I just wanted to share my thoughts as many of you are taking your boards soon. I passed my ANCC FNP exam today. In January I sent my application to ANCC and pre-registered to have my transcripts sent from my school to both the ANCC and BON. I graduated on May 11 and my transcripts were sent from my school on May 20th. It took about a week and a half for my transcripts to arrive and be processed at ANCC/BON. I got my ATT from ANCC on May 31st. During this time I decided to register for the AANP exam as well (figured if I failed one I'd have the other to fall back on).
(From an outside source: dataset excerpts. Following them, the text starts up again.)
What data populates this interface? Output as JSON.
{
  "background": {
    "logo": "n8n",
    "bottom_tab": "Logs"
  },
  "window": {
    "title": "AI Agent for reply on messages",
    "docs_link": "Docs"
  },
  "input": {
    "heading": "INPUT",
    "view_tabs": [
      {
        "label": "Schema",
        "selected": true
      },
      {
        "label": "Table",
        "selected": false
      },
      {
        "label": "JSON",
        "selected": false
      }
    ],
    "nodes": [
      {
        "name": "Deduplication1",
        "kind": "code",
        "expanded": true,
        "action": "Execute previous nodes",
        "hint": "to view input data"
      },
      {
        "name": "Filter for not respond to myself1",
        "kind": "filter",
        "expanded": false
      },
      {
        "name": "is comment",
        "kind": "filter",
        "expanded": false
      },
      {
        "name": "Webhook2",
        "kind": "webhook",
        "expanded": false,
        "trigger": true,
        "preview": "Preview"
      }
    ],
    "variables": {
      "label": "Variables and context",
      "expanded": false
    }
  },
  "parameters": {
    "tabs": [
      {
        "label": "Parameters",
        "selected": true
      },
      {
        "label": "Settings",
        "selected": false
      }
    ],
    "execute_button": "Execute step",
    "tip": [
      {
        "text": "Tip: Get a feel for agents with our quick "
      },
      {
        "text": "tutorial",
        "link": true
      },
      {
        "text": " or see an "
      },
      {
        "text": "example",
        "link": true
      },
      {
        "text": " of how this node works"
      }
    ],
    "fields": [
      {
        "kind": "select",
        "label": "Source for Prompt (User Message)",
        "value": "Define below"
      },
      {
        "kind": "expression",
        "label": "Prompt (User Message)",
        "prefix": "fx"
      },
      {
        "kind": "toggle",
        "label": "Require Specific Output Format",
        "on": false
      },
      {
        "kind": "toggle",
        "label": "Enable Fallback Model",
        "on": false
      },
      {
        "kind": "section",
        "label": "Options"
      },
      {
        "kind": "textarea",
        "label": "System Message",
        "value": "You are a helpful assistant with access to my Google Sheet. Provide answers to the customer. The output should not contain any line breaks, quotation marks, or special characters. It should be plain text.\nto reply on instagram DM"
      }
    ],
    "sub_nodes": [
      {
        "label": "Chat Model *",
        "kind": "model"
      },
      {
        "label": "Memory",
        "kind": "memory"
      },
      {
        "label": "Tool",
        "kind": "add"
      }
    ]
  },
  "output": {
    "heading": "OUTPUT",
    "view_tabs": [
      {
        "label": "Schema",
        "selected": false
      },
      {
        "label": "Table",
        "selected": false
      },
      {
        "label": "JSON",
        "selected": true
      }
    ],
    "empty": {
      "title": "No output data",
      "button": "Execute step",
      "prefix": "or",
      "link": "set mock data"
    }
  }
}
AANP processed my application fairly quickly and I got the ATT one week (today) after my ANCC (except you really have to wait like another week to actually schedule exam for AANP as prometric has to give you the identification number whereas ANCC gave me the number immediately...so that was kind of weird).
Before I had scheduled my exam I started reading through Fitzgerald Nurse Practitioner Certification Examination and Practice Preparation 3rd Ed. I also have her CD's as well as Barkley's but really didn't like hearing their voices and I don't do well with auditory learning anyways. One week before my exam I started to really study - I finished the Fitzgerald book - while studying I actually made notes of things I needed to remember or what I thought they might ask me - so I have a huge notebook of notes that I intended to go review but never did. I still think this really helped instill some of the tough stuff. I also did the APEA Q Bank and I think it was helpful although a little pricey. I started to memorize the questions/answers after awhile so that wasn't helpful. 5 days before the exam I bought 5 practice exams from familynpprep.com and I did one each evening after studying - I recommend this! I studied for like 12 hours each day one week before the exam - I did this for NCLEX too and it seems to work for me. I went back through the questions and read the rationales for each one - even ones that I got right. Another thing I did was research something that I didn't know if it came up in the practice exam - terms, meds, diseases etc. I think that was very helpful. One last thing I did was I bought the ANCC book from the ANCC site - it also was pricey but contained extremely valuable information about the dreaded part of the ANCC which was the professional/legal section. At least read the first few chapters if you can as some of the questions were derived directly from there. Unfortunately I did not have time to finish the ANCC book prior to my test, but I actually plan on referring to it for practice as well - it's nice and thorough. I know a lot of people don't want to sign up for the ANCC d/t the legal questions etc. but actually it did not seem like there were THAT many and I think you could use common sense to answer quite a few of them. That being said, the questions that I really had NO CLUE were some of the legal/research ones whereas the clinical ones were pretty straight forward.
WHEW! So hopefully that helps anyone studying right now. I know I was really looking for some udpated information while I was studying and couldn't find much.
ps. my exam did not tell me I passed right away - the screen was blank for a long time then just told me thank you. I had to wait until the lady printed it out and gave me the paper saying I passed.